Cancer is said to be primarily a genetic disease and, by nature of its pathophysiology, originates at the cellular level. Scientist studying the epigenome hypothesized that perhaps the mutation a cell undergoes to become a cancerous cell is triggered by either an activation or deactivation of certain genes by the epigenome. If the hypothesis is proven to be true, then epigenetics can be a source of a new treatment method not only for cancer but also for other genetic diseases as well. In fact an experimental treatment using epigenetics is already under clinical trial and results are promising for MDS Leukemia patients participating in the trial (Jirtle, 2007).
d. Increased levels of what chemical in a pregnant mother’s diet led to more yellow, obese mice? Where is the chemical found? What is your level of exposure?
The chemical in question is what is commercially known as bisphenol A or BPA. It is a plastic polymer used in the manufacture of most plastic containers such as those used for soda, baby bottles and food packaging. On the average, Americans have detectable levels of BPA in the body plasma but this chemical is excreted through urine. It is still unknown whether BPA has the same effect on the human body as it does with agouti mice. For the experiment, the mice were exposed to “five times lower than the maximum nontoxic threshold dose in rodents” (cited in Jirtle, 2007).

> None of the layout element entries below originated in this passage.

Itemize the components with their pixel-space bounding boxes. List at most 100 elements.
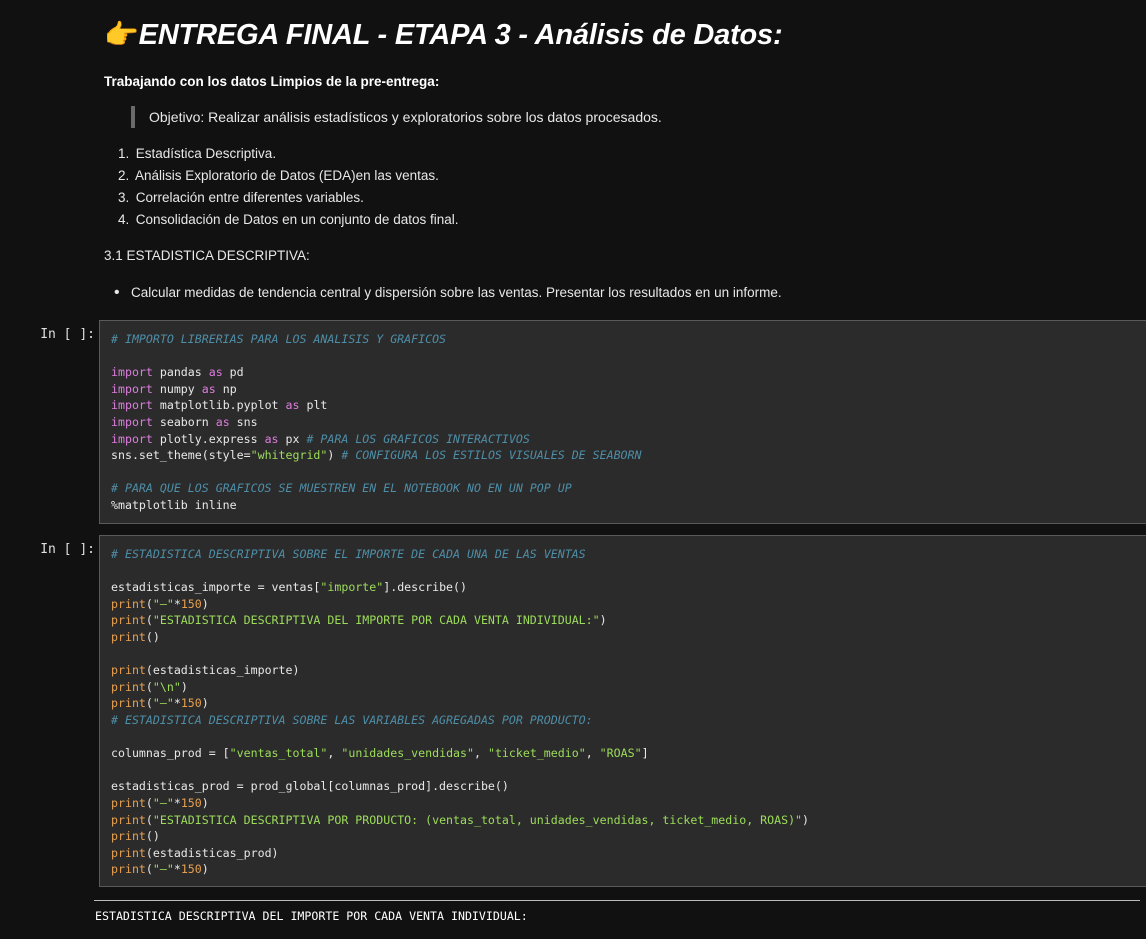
code-token: print bbox=[111, 679, 146, 694]
code-token: print bbox=[111, 829, 146, 844]
code-token: print bbox=[111, 845, 146, 860]
list-item: 2. Análisis Exploratorio de Datos (EDA)e… bbox=[118, 165, 459, 187]
code-line: # ESTADISTICA DESCRIPTIVA SOBRE EL IMPOR… bbox=[111, 546, 1146, 563]
code-token: px bbox=[278, 431, 307, 446]
code-token: columnas_prod = [ bbox=[111, 746, 230, 761]
code-line: import numpy as np bbox=[111, 381, 1146, 398]
code-token: ) bbox=[180, 679, 188, 694]
code-token: 150 bbox=[180, 862, 202, 877]
code-token: ( bbox=[145, 596, 153, 611]
code-token: ( bbox=[145, 679, 153, 694]
code-token: 150 bbox=[180, 596, 202, 611]
code-token: ) bbox=[201, 696, 209, 711]
code-line: print("—"*150) bbox=[111, 695, 1146, 712]
code-token: "ROAS" bbox=[599, 746, 642, 761]
list-number: 3. bbox=[118, 190, 130, 205]
code-token: import bbox=[111, 414, 153, 429]
bullet-item: • Calcular medidas de tendencia central y… bbox=[114, 283, 782, 303]
code-line: print(estadisticas_prod) bbox=[111, 845, 1146, 862]
code-token: ( bbox=[145, 795, 153, 810]
code-line: print("\n") bbox=[111, 679, 1146, 696]
list-number: 4. bbox=[118, 212, 130, 227]
code-token: # PARA QUE LOS GRAFICOS SE MUESTREN EN E… bbox=[111, 481, 572, 496]
code-token: 150 bbox=[180, 696, 202, 711]
code-token: * bbox=[173, 862, 181, 877]
code-token: "\n" bbox=[152, 679, 181, 694]
code-line: print("—"*150) bbox=[111, 795, 1146, 812]
code-token: "importe" bbox=[320, 580, 384, 595]
code-line: print() bbox=[111, 629, 1146, 646]
code-token: "ESTADISTICA DESCRIPTIVA POR PRODUCTO: (… bbox=[152, 812, 803, 827]
code-token: * bbox=[173, 696, 181, 711]
cell-output-text: ESTADISTICA DESCRIPTIVA DEL IMPORTE POR … bbox=[95, 909, 528, 923]
code-token: sns.set_theme(style= bbox=[111, 448, 251, 463]
code-token: , bbox=[327, 746, 342, 761]
code-token: pd bbox=[222, 365, 244, 380]
code-cell-imports[interactable]: # IMPORTO LIBRERIAS PARA LOS ANALISIS Y … bbox=[99, 320, 1146, 524]
notebook-title: 👉ENTREGA FINAL - ETAPA 3 - Análisis de D… bbox=[104, 18, 783, 52]
code-token: ].describe() bbox=[383, 580, 467, 595]
code-token: ( bbox=[145, 696, 153, 711]
code-line: sns.set_theme(style="whitegrid") # CONFI… bbox=[111, 447, 1146, 464]
steps-list: 1. Estadística Descriptiva. 2. Análisis … bbox=[118, 143, 459, 231]
code-line: import plotly.express as px # PARA LOS G… bbox=[111, 431, 1146, 448]
code-line: print("ESTADISTICA DESCRIPTIVA DEL IMPOR… bbox=[111, 612, 1146, 629]
code-token: # PARA LOS GRAFICOS INTERACTIVOS bbox=[306, 431, 530, 446]
bullet-text: Calcular medidas de tendencia central y … bbox=[131, 285, 782, 300]
code-line: columnas_prod = ["ventas_total", "unidad… bbox=[111, 745, 1146, 762]
code-token: , bbox=[474, 746, 488, 761]
code-token: ) bbox=[201, 596, 209, 611]
code-line: print("ESTADISTICA DESCRIPTIVA POR PRODU… bbox=[111, 812, 1146, 829]
subtitle: Trabajando con los datos Limpios de la p… bbox=[104, 74, 440, 89]
code-token: (estadisticas_importe) bbox=[145, 663, 300, 678]
list-item: 3. Correlación entre diferentes variable… bbox=[118, 187, 459, 209]
code-token: # ESTADISTICA DESCRIPTIVA SOBRE LAS VARI… bbox=[111, 712, 593, 727]
code-line: %matplotlib inline bbox=[111, 497, 1146, 514]
code-token: sns bbox=[229, 414, 258, 429]
code-token: ( bbox=[145, 613, 153, 628]
code-token: "unidades_vendidas" bbox=[341, 746, 474, 761]
code-token: ) bbox=[802, 812, 810, 827]
cell-prompt-2: In [ ]: bbox=[40, 542, 95, 557]
title-text: ENTREGA FINAL - ETAPA 3 - Análisis de Da… bbox=[138, 19, 783, 51]
code-token: ( bbox=[145, 812, 153, 827]
code-token: ) bbox=[599, 613, 607, 628]
code-token: # CONFIGURA LOS ESTILOS VISUALES DE SEAB… bbox=[341, 448, 642, 463]
code-token: matplotlib.pyplot bbox=[152, 398, 286, 413]
objective-blockquote: Objetivo: Realizar análisis estadísticos… bbox=[131, 106, 662, 128]
code-token: import bbox=[111, 431, 153, 446]
code-line: import matplotlib.pyplot as plt bbox=[111, 397, 1146, 414]
code-token: import bbox=[111, 398, 153, 413]
code-token: "—" bbox=[152, 795, 174, 810]
code-token: np bbox=[215, 381, 237, 396]
list-text: Consolidación de Datos en un conjunto de… bbox=[135, 212, 459, 227]
code-token: "—" bbox=[152, 596, 174, 611]
code-line: # IMPORTO LIBRERIAS PARA LOS ANALISIS Y … bbox=[111, 331, 1146, 348]
code-token: estadisticas_prod = prod_global[columnas… bbox=[111, 779, 509, 794]
code-token: print bbox=[111, 696, 146, 711]
code-token: () bbox=[145, 629, 160, 644]
code-token: * bbox=[173, 795, 181, 810]
code-token: print bbox=[111, 629, 146, 644]
code-line: estadisticas_importe = ventas["importe"]… bbox=[111, 579, 1146, 596]
list-text: Análisis Exploratorio de Datos (EDA)en l… bbox=[135, 168, 439, 183]
code-token: "—" bbox=[152, 862, 174, 877]
list-number: 1. bbox=[118, 146, 130, 161]
code-token: "whitegrid" bbox=[250, 448, 328, 463]
code-line: print("—"*150) bbox=[111, 861, 1146, 878]
code-token: pandas bbox=[152, 365, 209, 380]
code-token: numpy bbox=[152, 381, 202, 396]
cell-prompt-1: In [ ]: bbox=[40, 327, 95, 342]
code-token: "ticket_medio" bbox=[487, 746, 586, 761]
code-line: import pandas as pd bbox=[111, 364, 1146, 381]
bullet-dot-icon: • bbox=[114, 284, 120, 301]
list-text: Correlación entre diferentes variables. bbox=[135, 190, 364, 205]
code-cell-statistics[interactable]: # ESTADISTICA DESCRIPTIVA SOBRE EL IMPOR… bbox=[99, 535, 1146, 887]
code-token: as bbox=[285, 398, 300, 413]
code-token: as bbox=[208, 365, 223, 380]
code-token: () bbox=[145, 829, 160, 844]
code-token: import bbox=[111, 365, 153, 380]
code-token: import bbox=[111, 381, 153, 396]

e. Based on our current knowledge of the epigenome, are a person’s genetics or the environment more important in determining who they are? Did viewing this video and slide show change the way you perceive your lifestyle? Why or why not?
With the new science of epigenetics, it is now evident that both the person’s inherited genes and his environment determine how a person turns out. Until further studies are finished, it is quite safe to assume that though we all have predetermined genetic predispositions, our behaviors and habits also play a significant role in how we turn out. It is now my opinion that we should watch what we eat, drink and expose ourselves to as it may affect our epigenome in many ways and we risk passing any of the negative effects onto future generations.